Confidentiality in mediation is crucial to creating a safe and trusting environment where parties can freely express their concerns. I strictly adhere to confidentiality agreements and ensure all parties understand the importance of keeping discussions private. For example, in a sensitive case involving a dispute between a pet owner and a breeder over an alleged genetic condition, I maintained confidentiality by ensuring all medical records and conversations remained secure. I only shared information necessary for mediation with the consent of all involved parties. This approach not only protected the privacy of the individuals but also fostered open communication, leading to a fair and amicable resolution. By respecting confidentiality, I was able to uphold the trust and integrity of the mediation process, demonstrating the importance of privacy in resolving disputes.

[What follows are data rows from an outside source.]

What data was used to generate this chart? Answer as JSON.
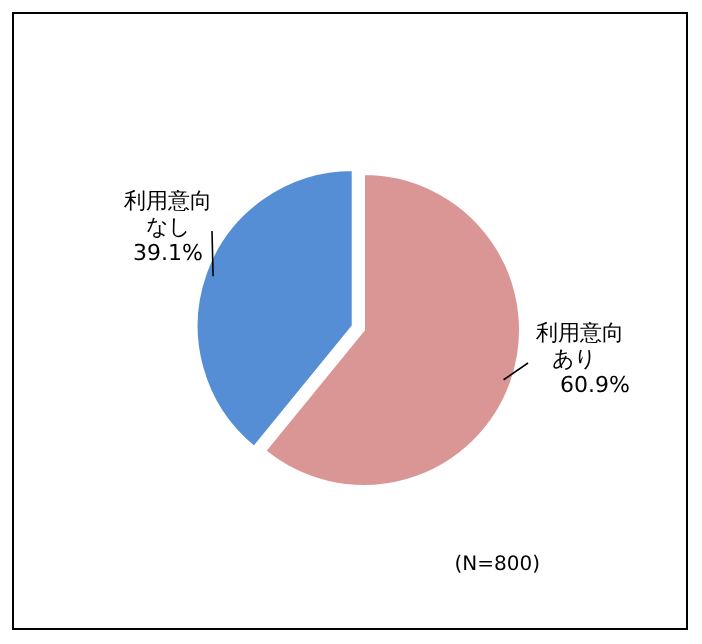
{
  "chart_data": {
    "type": "pie",
    "categories": [
      "利用意向あり",
      "利用意向なし"
    ],
    "values": [
      60.9,
      39.1
    ],
    "colors": [
      "#d99694",
      "#558ed5"
    ],
    "value_labels": [
      "60.9%",
      "39.1%"
    ],
    "annotations": [
      "(N=800)"
    ]
  }
}
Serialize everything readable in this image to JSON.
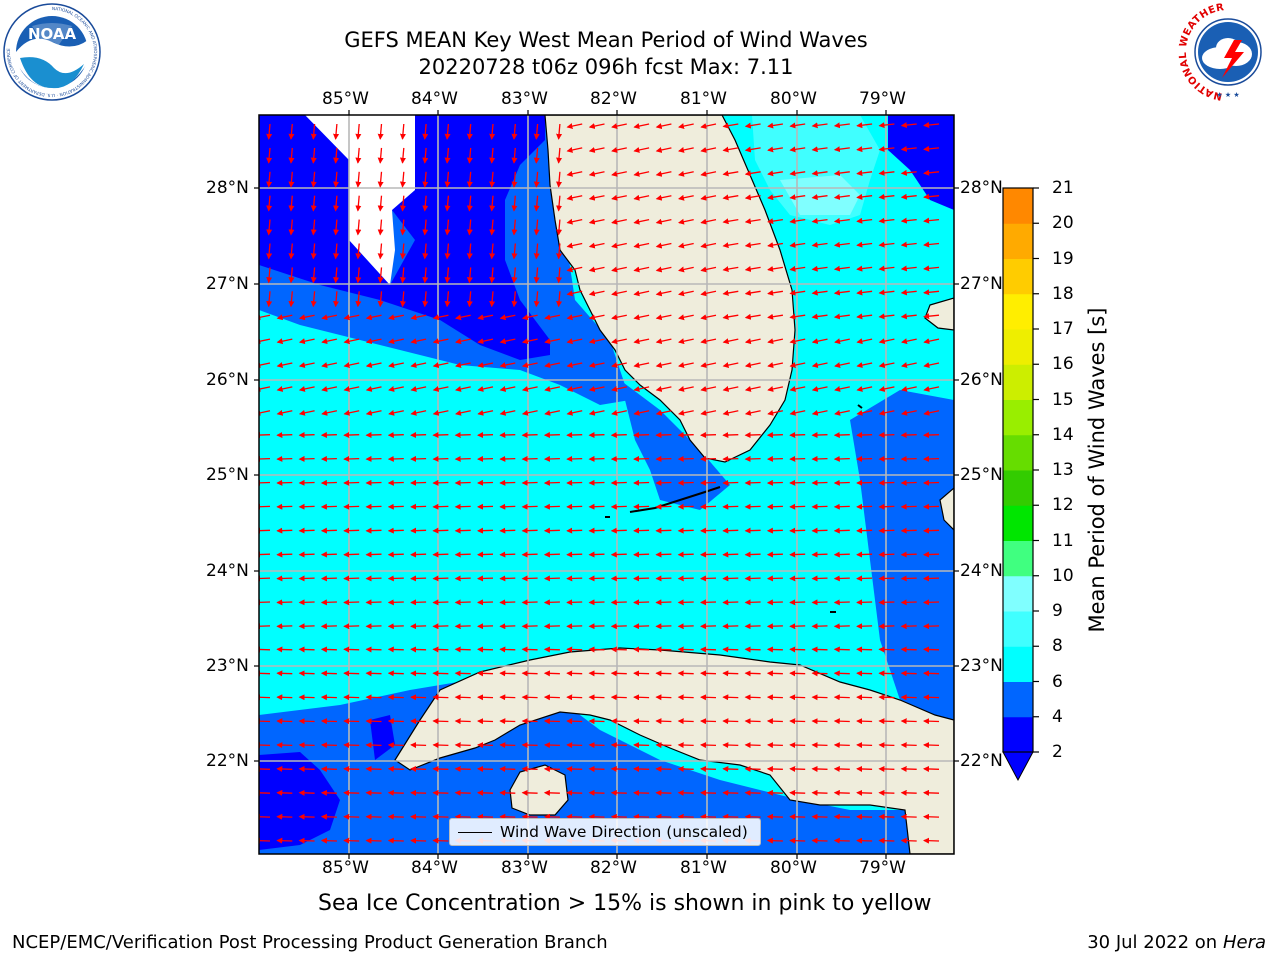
{
  "header": {
    "title_line1": "GEFS MEAN Key West Mean Period of Wind Waves",
    "title_line2": "20220728 t06z 096h fcst   Max: 7.11"
  },
  "logos": {
    "noaa_text": "NOAA",
    "noaa_ring_text": "NATIONAL OCEANIC AND ATMOSPHERIC ADMINISTRATION · U.S. DEPARTMENT OF COMMERCE",
    "nws_ring_text": "NATIONAL WEATHER SERVICE"
  },
  "map": {
    "lon_ticks": [
      "85°W",
      "84°W",
      "83°W",
      "82°W",
      "81°W",
      "80°W",
      "79°W"
    ],
    "lat_ticks": [
      "28°N",
      "27°N",
      "26°N",
      "25°N",
      "24°N",
      "23°N",
      "22°N"
    ],
    "legend_label": "Wind Wave Direction (unscaled)",
    "arrow_color": "#ff0000",
    "land_color": "#efeddc"
  },
  "colorbar": {
    "label": "Mean Period of Wind Waves [s]",
    "ticks": [
      "2",
      "4",
      "6",
      "8",
      "9",
      "10",
      "11",
      "12",
      "13",
      "14",
      "15",
      "16",
      "17",
      "18",
      "19",
      "20",
      "21"
    ],
    "colors": [
      "#0000ff",
      "#0066ff",
      "#00ffff",
      "#40ffff",
      "#80ffff",
      "#40ff80",
      "#00e600",
      "#33cc00",
      "#66dd00",
      "#99ee00",
      "#ccee00",
      "#eeee00",
      "#ffee00",
      "#ffcc00",
      "#ffaa00",
      "#ff8800",
      "#ff5500",
      "#ff2200",
      "#ff0000"
    ],
    "below_min_color": "#0000ff"
  },
  "caption": "Sea Ice Concentration > 15% is shown in pink to yellow",
  "footer": {
    "left": "NCEP/EMC/Verification Post Processing Product Generation Branch",
    "right_date": "30 Jul 2022 on ",
    "right_host": "Hera"
  }
}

Confidentiality is certainly one of the most crucial elements of mediation. It encourages open and honest discussion and promotes self-determination, another key element. I make it very clear to the parties from the outset that confidentiality allows us to identify and consider all possible solutions without the risk of rejected ideas working against them later. Confidentiality ended up being the reason I settled a case when a client shared with me in caucus her true motivation for maintaining her position in the dispute. When I validated her feelings, she felt heard and she allowed me to share it with the other party and it convinced him to relent on his position.